Today is day 2 of an on the ground look at population care at Kaiser Permanente Colorado ( @KPColorado ). We focused on three areas – primary care , planned care / panel support, and breast, cervical, and colon cancer screening.
Our first experience took us to the modern Skyline Medical Offices, where we shadowed Sean Riley, MD and Lynn Rooney, MD. It is here that we saw how population care is embedded into the primary care system. As I mentioned yesterday, the population care system (HealthTRAC – read more about it here) is integrated with the electronic health record such that the “traditional” functions of the electronic health record – documentation, order entry, and decision support, are given a huge boost with information about care gaps. These care gaps can be everything from smoking status, to needed cholesterol testing, to needed colorectal cancer screening. Because of the integration, physicians get a single-click view of prevention needs as they take care of patients with acute problems. Â I watched Lynn do this and it was on the seamless side, and I would say this is probably what patients would expect, that a physician could include needed preventive care into a visit. Health TRAC makes this easy and quick.
The medical office is an important place where population care systems serve patients. At the same time, a lot of the magic of population health is possible where teams of experts are able to coordinate health-promoting activities even when the patients don’t seek care. This is where the Planned Care team comes in, and we spent time with them next.
Janelle Scrivner, RN, MSN, CDE, and Linda Edwards, RN, MHS, CDE showed me how they supported primary care physicians by reviewing needed care gaps of patients that do not have scheduled appointments, and initiating appropriate care. This process actually starts with their colleague Debbie Chagolla, MA, who accesses lists of patients with care gaps and preps their electronic charts for review and action. Debbie formerly worked in the medical office setting, and now works at the population level. I asked why the change, she told me that she wants to take care of the people who don’t come into be seen. In most health systems, they can “get lost in their care,” because prevention is engineered to happen on demand from patients instead of from a coordinated system. That’s the problem that population care systems solve – they can surveil a physician’s panel and support a support team in connecting patients back to their personal physicians for preventive and chronic condition care.
One interesting insight from Debbie was that even modern EHRs don’t do a good job of consolidating evidence of preventive screenings like colorectal cancer screenings – these tests can be filed as “lab tests” or “pathology specimens” or “procedures” due to the way these tests are done (everything from FIT cards to colonoscopies).
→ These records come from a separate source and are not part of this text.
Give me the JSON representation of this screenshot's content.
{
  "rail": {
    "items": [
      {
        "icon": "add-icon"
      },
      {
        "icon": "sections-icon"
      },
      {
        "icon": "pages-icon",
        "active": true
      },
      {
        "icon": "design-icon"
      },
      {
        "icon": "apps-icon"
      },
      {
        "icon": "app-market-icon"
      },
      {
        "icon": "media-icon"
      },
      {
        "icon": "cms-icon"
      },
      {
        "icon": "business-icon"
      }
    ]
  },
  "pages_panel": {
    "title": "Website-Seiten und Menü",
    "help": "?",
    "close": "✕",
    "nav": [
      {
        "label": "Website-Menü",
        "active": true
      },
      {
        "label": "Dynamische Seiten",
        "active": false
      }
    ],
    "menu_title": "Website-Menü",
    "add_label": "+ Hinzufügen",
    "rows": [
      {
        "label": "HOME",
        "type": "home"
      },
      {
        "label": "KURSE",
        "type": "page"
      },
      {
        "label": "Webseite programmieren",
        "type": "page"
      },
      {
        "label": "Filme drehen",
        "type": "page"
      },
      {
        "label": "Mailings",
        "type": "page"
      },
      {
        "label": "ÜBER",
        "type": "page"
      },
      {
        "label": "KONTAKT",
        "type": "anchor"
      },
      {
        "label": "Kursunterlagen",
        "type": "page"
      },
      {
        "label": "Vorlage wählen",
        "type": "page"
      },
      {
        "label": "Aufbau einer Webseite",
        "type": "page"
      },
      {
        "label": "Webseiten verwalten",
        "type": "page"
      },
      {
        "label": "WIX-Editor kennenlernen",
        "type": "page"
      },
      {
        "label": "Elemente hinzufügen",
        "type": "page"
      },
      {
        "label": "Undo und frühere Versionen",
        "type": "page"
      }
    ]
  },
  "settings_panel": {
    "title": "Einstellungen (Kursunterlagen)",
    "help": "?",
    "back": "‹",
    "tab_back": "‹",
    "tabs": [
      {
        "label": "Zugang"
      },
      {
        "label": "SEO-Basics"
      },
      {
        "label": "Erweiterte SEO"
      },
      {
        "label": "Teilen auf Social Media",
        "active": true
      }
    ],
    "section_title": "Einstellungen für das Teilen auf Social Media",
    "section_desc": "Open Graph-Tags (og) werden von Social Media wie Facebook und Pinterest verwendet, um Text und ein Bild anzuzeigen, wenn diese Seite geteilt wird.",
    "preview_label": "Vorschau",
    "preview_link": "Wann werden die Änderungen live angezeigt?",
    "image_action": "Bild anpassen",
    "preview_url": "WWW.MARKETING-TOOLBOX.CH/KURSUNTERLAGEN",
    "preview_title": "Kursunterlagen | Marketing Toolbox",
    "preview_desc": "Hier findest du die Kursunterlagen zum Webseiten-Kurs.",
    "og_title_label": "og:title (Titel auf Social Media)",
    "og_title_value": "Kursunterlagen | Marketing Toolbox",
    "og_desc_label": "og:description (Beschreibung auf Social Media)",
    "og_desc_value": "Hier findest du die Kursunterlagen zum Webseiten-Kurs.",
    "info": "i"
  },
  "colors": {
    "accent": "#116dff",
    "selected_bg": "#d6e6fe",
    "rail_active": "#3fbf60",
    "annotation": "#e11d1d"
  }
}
Â I agree with this sentiment and I wonder if it’s because traditional health care, which these systems were produced for, didn’t prioritize prevention and its monitoring.
I enjoyed asking Linda, who’s been a diabetic educator since 1975, if she envisioned then that in 2011 she would be able to sit in front of a screen, review a whole physician’s panel of patients, and know which patients had care gaps and how they were managing them, right down to their adherence patterns. She told me that in 1975, there were no blood glucose meters, measurement of blood sugars was done with urine tests (!). We have come a long way.
We ended our day looking at systems to manage abnormal pap tests, mammograms, and colorectal cancer screenings. The efforts here are on the very impressive side – every abnormal test is followed by the system until the patient’s condition is resolved. What this means in practical terms is a woman with an abnormal mammogram is tracked across the spectrum of care, from primary care to specialty care, through surgery, chemotherapy and remission. Sometimes patients are asked to come back in for a clinical breast exam even though a mammogram does not show a clear abnormality. Joann Wisemann explained that even these are followed, because cancers have been found early through this diligence.
In colon cancer screening, the same thing is happening, with screening rates going from 44% in 2006 to 75-76% for 50-75 year olds now. The Medicare population screening rate is 85 %. 90th percentile for the United States are 72 % for commercial enrollees and 73 % for Medicare enrollees. So, a 30 % jump to best-in-nation class.
I am seeing a similar phenomenon here that I saw in Northwest and Southern California which is something of a last mile effect – now that these systems are so advanced they go beyond Â identifying who’s in the population to identifying the engaged as well as the disengaged. With robust and integrated tracking systems in place, we spend less time trying to figure out how we are doing and more time figuring out how to do what we are doing better, and for the populations that need us most.
Tomorrow is the final day of our walk, taking a visit back to Parker, Colorado, to the Parker Medical Office for another view of primary care enabled with 21st Century tools. Thank you Skyline Medical Office, Planned Care, and Colorectal, Breast, and Cervical Cancer teams for the great teaching.